The damp woodlands have a distinctive ground flora of Enchanter’s-nightshade, Tutsan and Great Horsetail.

And then wetlands themselves: flowing and still, shallow and deep, from rivers to pools, scrapes and lakes:

It is in and around the pools that birds are most apparent with for example Common Terns and Cormorants on the islands, through to Reed Buntings and Cetti’s Warblers singing from the scrubby reedbeds. And here too, a distinctive new suite of native plants, from Meadowsweet to Purple-loosestrife.

It is the incredible intermixture and diversity of habitats that give Brandon Marsh its significance: the range of insects is one its more important features. Ringlets, Small Skippers, Red Admirals and Commas were all in abundance…

… the moth trap we ran a produced a good haul, including such crowd-pleasers Elephant and Poplar Hawk-moths and Buff-tip, along with Pebble Prominent and Minor Shoulder-knot among many others.

Other invertebrates included dragonflies and damselflies, reflecting the local availability of water bodies, with Brown Hawker and Emperor dragonflies, Red-eyed and Common Blue Damselflies and an amazing display of male Banded Demoiselles fluttering around the Brambles provocatively as the ladies looked on. And of course much more, from free-range micromoths to Cinnabar caterpillars and Hogweed Bonking Beetles:

One of the great things about Brandon Marsh is that it is NOT filled with rarities: in reserves with rarities, those tend to overshadow everything else in terms of attention and, all-too-often, resources for management, Rather, it is a “cornucopia of the commonplace”, the sort of place that is admirably suited to teaching and learning, as we were, about all aspects of the natural world.

As well as moth-trapping, we held workshops on everything from microscopy to grass identification (here demonstrating the fringe-ligule of Common Reed) and twilight batting for those able to stay awake.

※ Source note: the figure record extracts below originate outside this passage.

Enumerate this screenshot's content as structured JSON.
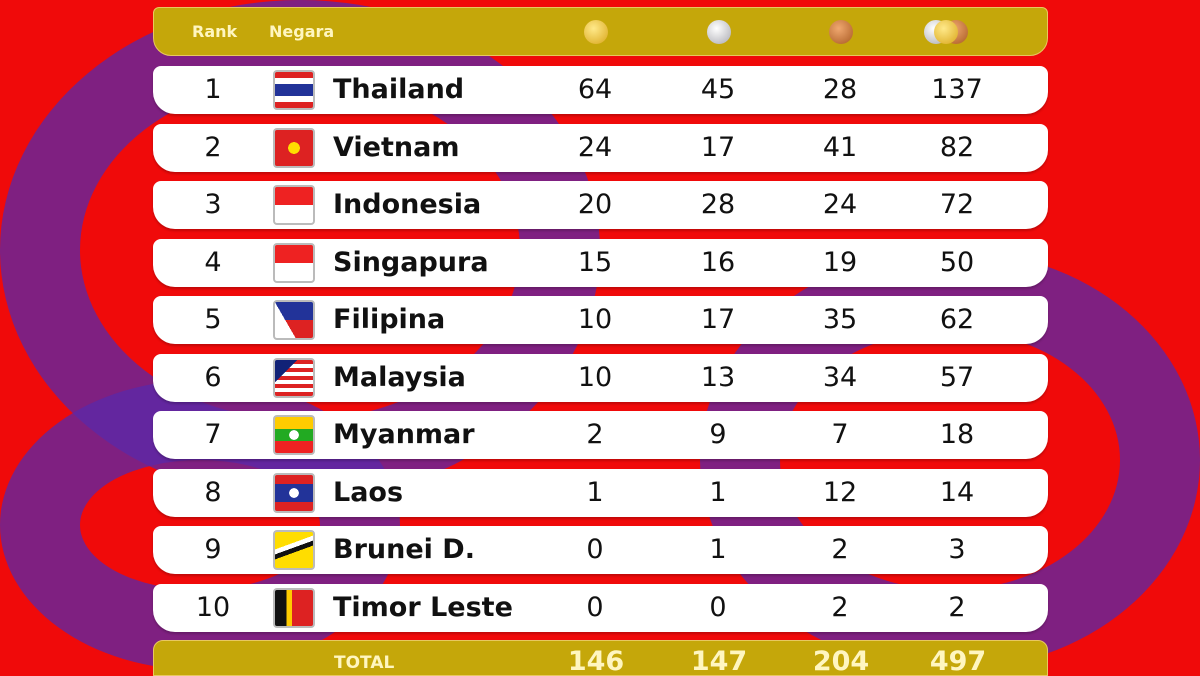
{
  "header": {
    "rank": "Rank",
    "country": "Negara",
    "medal_icons": [
      "gold-medal-icon",
      "silver-medal-icon",
      "bronze-medal-icon",
      "all-medals-icon"
    ]
  },
  "rows": [
    {
      "rank": "1",
      "country": "Thailand",
      "gold": "64",
      "silver": "45",
      "bronze": "28",
      "total": "137"
    },
    {
      "rank": "2",
      "country": "Vietnam",
      "gold": "24",
      "silver": "17",
      "bronze": "41",
      "total": "82"
    },
    {
      "rank": "3",
      "country": "Indonesia",
      "gold": "20",
      "silver": "28",
      "bronze": "24",
      "total": "72"
    },
    {
      "rank": "4",
      "country": "Singapura",
      "gold": "15",
      "silver": "16",
      "bronze": "19",
      "total": "50"
    },
    {
      "rank": "5",
      "country": "Filipina",
      "gold": "10",
      "silver": "17",
      "bronze": "35",
      "total": "62"
    },
    {
      "rank": "6",
      "country": "Malaysia",
      "gold": "10",
      "silver": "13",
      "bronze": "34",
      "total": "57"
    },
    {
      "rank": "7",
      "country": "Myanmar",
      "gold": "2",
      "silver": "9",
      "bronze": "7",
      "total": "18"
    },
    {
      "rank": "8",
      "country": "Laos",
      "gold": "1",
      "silver": "1",
      "bronze": "12",
      "total": "14"
    },
    {
      "rank": "9",
      "country": "Brunei D.",
      "gold": "0",
      "silver": "1",
      "bronze": "2",
      "total": "3"
    },
    {
      "rank": "10",
      "country": "Timor Leste",
      "gold": "0",
      "silver": "0",
      "bronze": "2",
      "total": "2"
    }
  ],
  "total": {
    "label": "TOTAL",
    "gold": "146",
    "silver": "147",
    "bronze": "204",
    "total": "497"
  },
  "colors": {
    "background": "#f00a0a",
    "header": "#c5a70a",
    "accent_purple": "#5a28aa"
  }
}
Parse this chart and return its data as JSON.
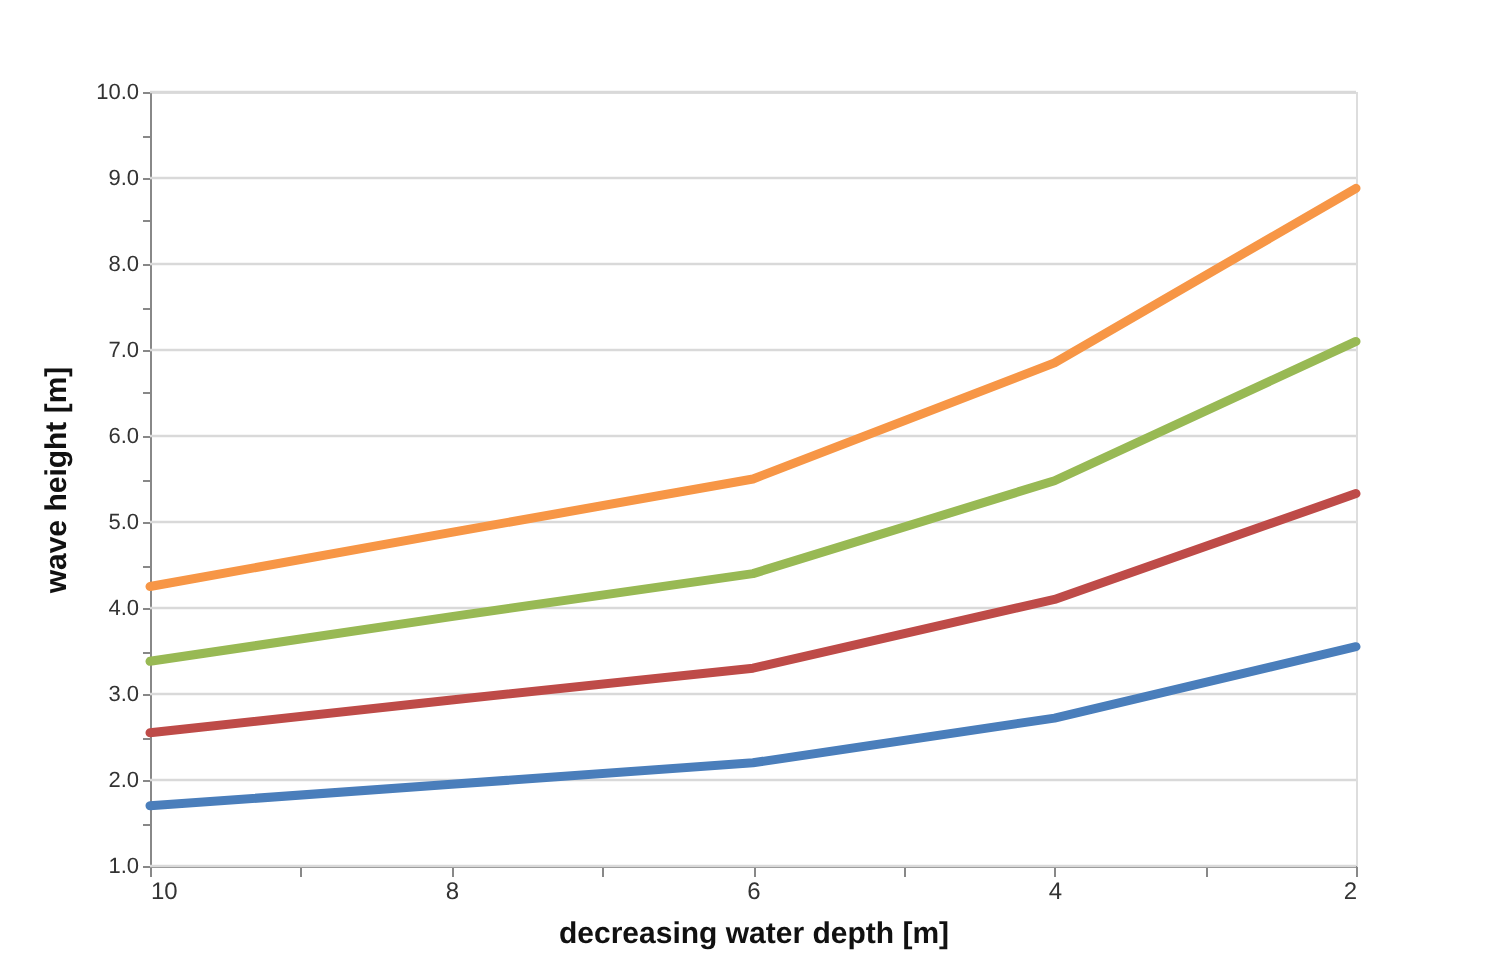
{
  "chart_data": {
    "type": "line",
    "xlabel": "decreasing water depth [m]",
    "ylabel": "wave height [m]",
    "x": [
      10,
      8,
      6,
      4,
      2
    ],
    "series": [
      {
        "color": "#4a7ebb",
        "values": [
          1.7,
          1.95,
          2.2,
          2.72,
          3.55
        ]
      },
      {
        "color": "#be4b48",
        "values": [
          2.55,
          2.93,
          3.3,
          4.1,
          5.33
        ]
      },
      {
        "color": "#98b954",
        "values": [
          3.38,
          3.9,
          4.4,
          5.48,
          7.1
        ]
      },
      {
        "color": "#f79646",
        "values": [
          4.25,
          4.88,
          5.5,
          6.85,
          8.88
        ]
      }
    ],
    "xlim": [
      10,
      2
    ],
    "xticks": [
      10,
      {
        "value": 9,
        "label": null
      },
      8,
      {
        "value": 7,
        "label": null
      },
      6,
      {
        "value": 5,
        "label": null
      },
      4,
      {
        "value": 3,
        "label": null
      },
      2
    ],
    "ylim": [
      1,
      10
    ],
    "yticks": [
      {
        "value": 1,
        "label": "1.0"
      },
      {
        "value": 1.5,
        "label": null
      },
      {
        "value": 2,
        "label": "2.0"
      },
      {
        "value": 2.5,
        "label": null
      },
      {
        "value": 3,
        "label": "3.0"
      },
      {
        "value": 3.5,
        "label": null
      },
      {
        "value": 4,
        "label": "4.0"
      },
      {
        "value": 4.5,
        "label": null
      },
      {
        "value": 5,
        "label": "5.0"
      },
      {
        "value": 5.5,
        "label": null
      },
      {
        "value": 6,
        "label": "6.0"
      },
      {
        "value": 6.5,
        "label": null
      },
      {
        "value": 7,
        "label": "7.0"
      },
      {
        "value": 7.5,
        "label": null
      },
      {
        "value": 8,
        "label": "8.0"
      },
      {
        "value": 8.5,
        "label": null
      },
      {
        "value": 9,
        "label": "9.0"
      },
      {
        "value": 9.5,
        "label": null
      },
      {
        "value": 10,
        "label": "10.0"
      }
    ],
    "grid": "y",
    "legend": false,
    "marker": "none",
    "line_style": "solid"
  }
}
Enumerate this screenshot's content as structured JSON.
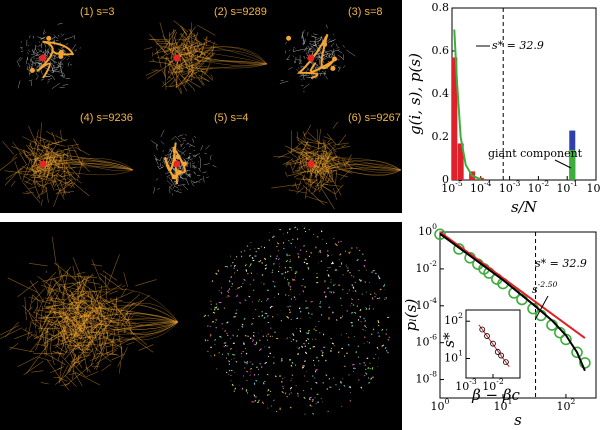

That didn’t include me, sadly, and I missed out on numerous bats flying and feeding and also Glow-worms. Another year!

All-in-all, Brandon Marsh is a wonderfully diverse site, despite (or actually, because of) its industrial origins, a credit to the Warwickshire Wildlife Trust. Well worth a visit, it proves how nature can heal itself given the opportunity. And that is a hope that all of us must keep alive as such tumultuous, maybe terminal, times of our species’ tenure on Earth.